“Give US this day OUR daily bread . . . Forgive US OUR debts, as WE forgive OUR debtors.” Sorry for the all-caps, but I’ve been leading a Bible Study about the Lord’s Prayer lately, and I thought I knew what it was about and I’m starting to think I was missing so much. The whole prayer is written to be prayed in the plural. It’s not written from a (Western/American) individual, but written as if a whole group of people is praying for their needs. Those needs include food. Those needs include forgiveness.
It has made me think a lot about American individualism and how I am concerned with my own needs and not with my neighbor’s or my town’s or my community. But it has also made me think about how easily we cast blame and point fingers–at the mentally ill, or at the people who own guns, or at the men who sexually harass (and worse) women. I’ve been thinking about what it would mean to say “forgive US” and include those men. Am I willing to be aligned with all the other sinners on this earth? Am I willing to ask for our forgiveness? Am I willing to forgive? Is this what Jesus is calling for us to do in the Lord’s Prayer?

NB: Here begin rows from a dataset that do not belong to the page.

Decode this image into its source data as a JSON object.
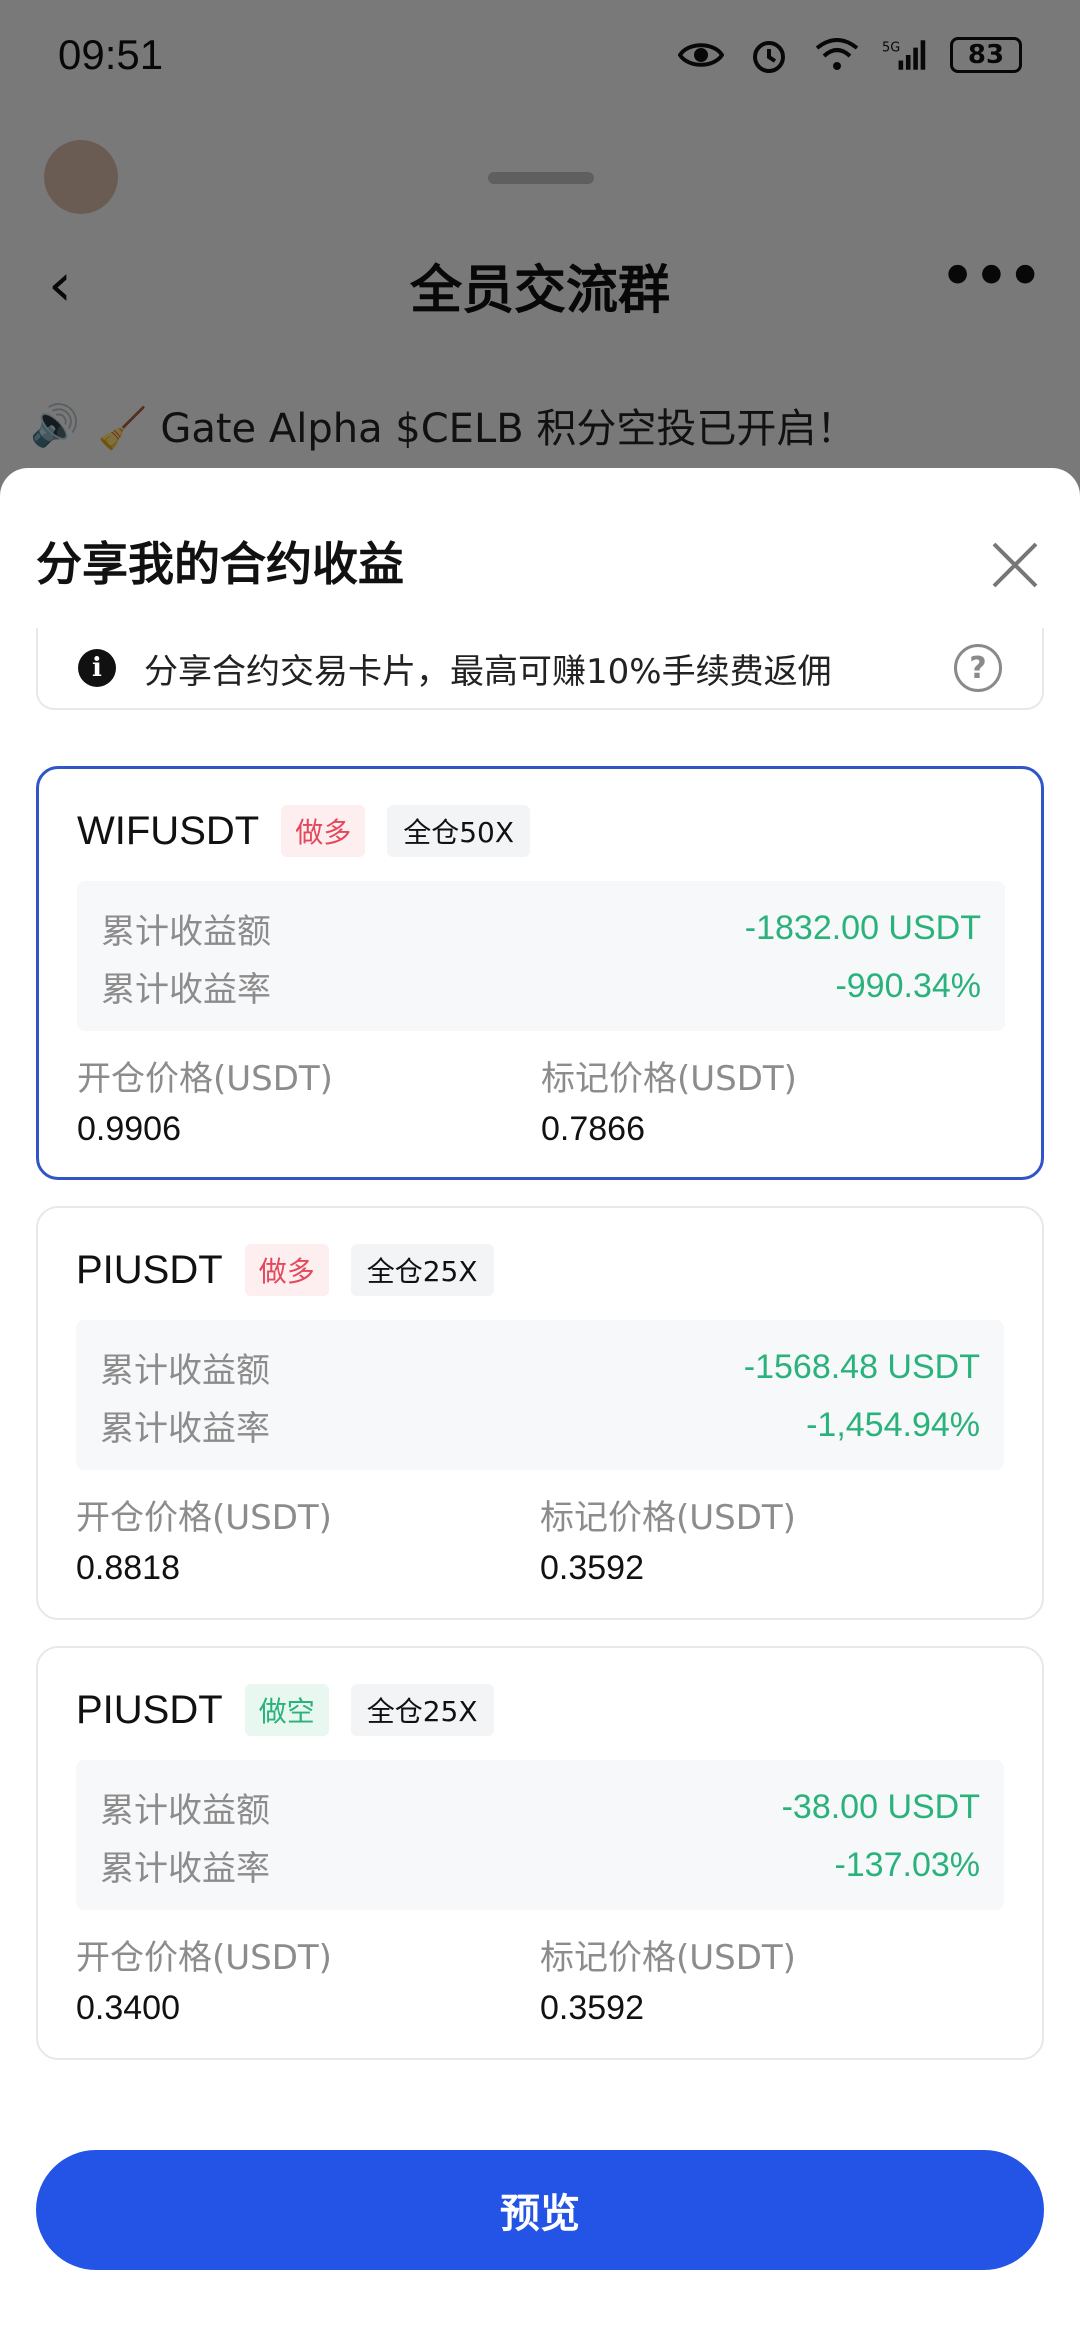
{
  "status_bar": {
    "time": "09:51",
    "battery": "83",
    "network": "5G"
  },
  "chat": {
    "back_icon": "back-arrow-icon",
    "title": "全员交流群",
    "more_icon": "more-dots-icon",
    "announcement": "🧹 Gate Alpha $CELB 积分空投已开启！"
  },
  "sheet": {
    "title": "分享我的合约收益",
    "info_text": "分享合约交易卡片，最高可赚10%手续费返佣",
    "preview_label": "预览"
  },
  "labels": {
    "cum_pnl": "累计收益额",
    "cum_pnl_rate": "累计收益率",
    "open_price": "开仓价格(USDT)",
    "mark_price": "标记价格(USDT)"
  },
  "positions": [
    {
      "symbol": "WIFUSDT",
      "side": "做多",
      "leverage": "全仓50X",
      "pnl": "-1832.00 USDT",
      "pnl_rate": "-990.34%",
      "open_price": "0.9906",
      "mark_price": "0.7866"
    },
    {
      "symbol": "PIUSDT",
      "side": "做多",
      "leverage": "全仓25X",
      "pnl": "-1568.48 USDT",
      "pnl_rate": "-1,454.94%",
      "open_price": "0.8818",
      "mark_price": "0.3592"
    },
    {
      "symbol": "PIUSDT",
      "side": "做空",
      "leverage": "全仓25X",
      "pnl": "-38.00 USDT",
      "pnl_rate": "-137.03%",
      "open_price": "0.3400",
      "mark_price": "0.3592"
    }
  ],
  "colors": {
    "accent": "#2354e6",
    "long": "#e5485b",
    "short": "#29b27a",
    "pnl_text": "#29b27a",
    "selected_border": "#2f55c8"
  }
}
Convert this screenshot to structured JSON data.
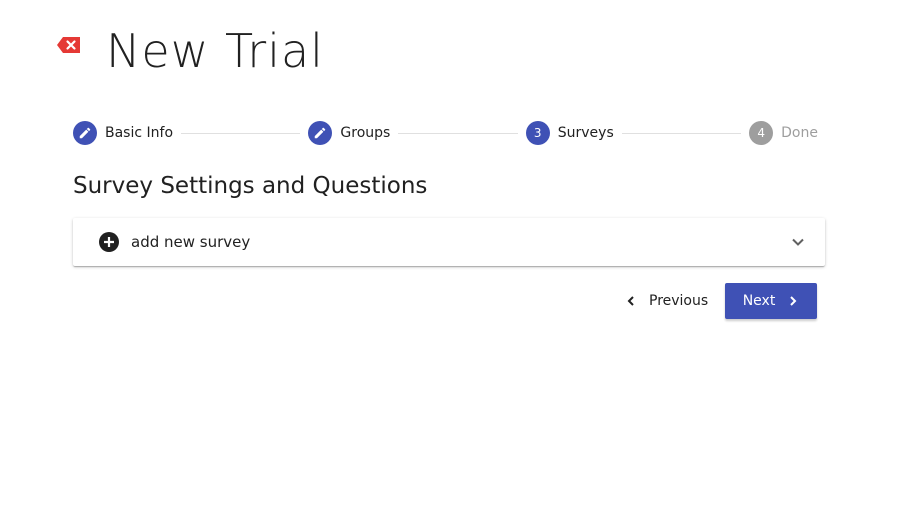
{
  "header": {
    "title": "New Trial",
    "close_icon": "backspace-x-icon",
    "close_color": "#e53935"
  },
  "stepper": {
    "steps": [
      {
        "label": "Basic Info",
        "icon": "pencil-icon",
        "state": "completed"
      },
      {
        "label": "Groups",
        "icon": "pencil-icon",
        "state": "completed"
      },
      {
        "label": "Surveys",
        "number": "3",
        "state": "active"
      },
      {
        "label": "Done",
        "number": "4",
        "state": "disabled"
      }
    ],
    "active_color": "#3f51b5",
    "disabled_color": "#9e9e9e"
  },
  "main": {
    "section_title": "Survey Settings and Questions",
    "panel": {
      "label": "add new survey",
      "icon": "plus-circle-icon",
      "expand_icon": "chevron-down-icon"
    }
  },
  "actions": {
    "previous_label": "Previous",
    "next_label": "Next",
    "next_color": "#3f51b5"
  }
}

And even though I am not a gun owner, even though I haven’t sexually harassed anyone, I still start to wonder–in what ways have I participated in and even supported a culture of fear or of violence or of dehumanizing and objectifying other people? In what ways am I too guilty even when it comes to crimes that seem to have nothing to do with me?
I’m still wrestling through these verses, but at the very least they have helped me see how much God cares about us seeing ourselves–in our glory and our shame–as a part of the whole of humanity.
And the point of this whole exercise is not shame and guilt. It is freedom, to ask for forgiveness in order to be set free and empowered–collectively–to be a part of God’s loving work in the world.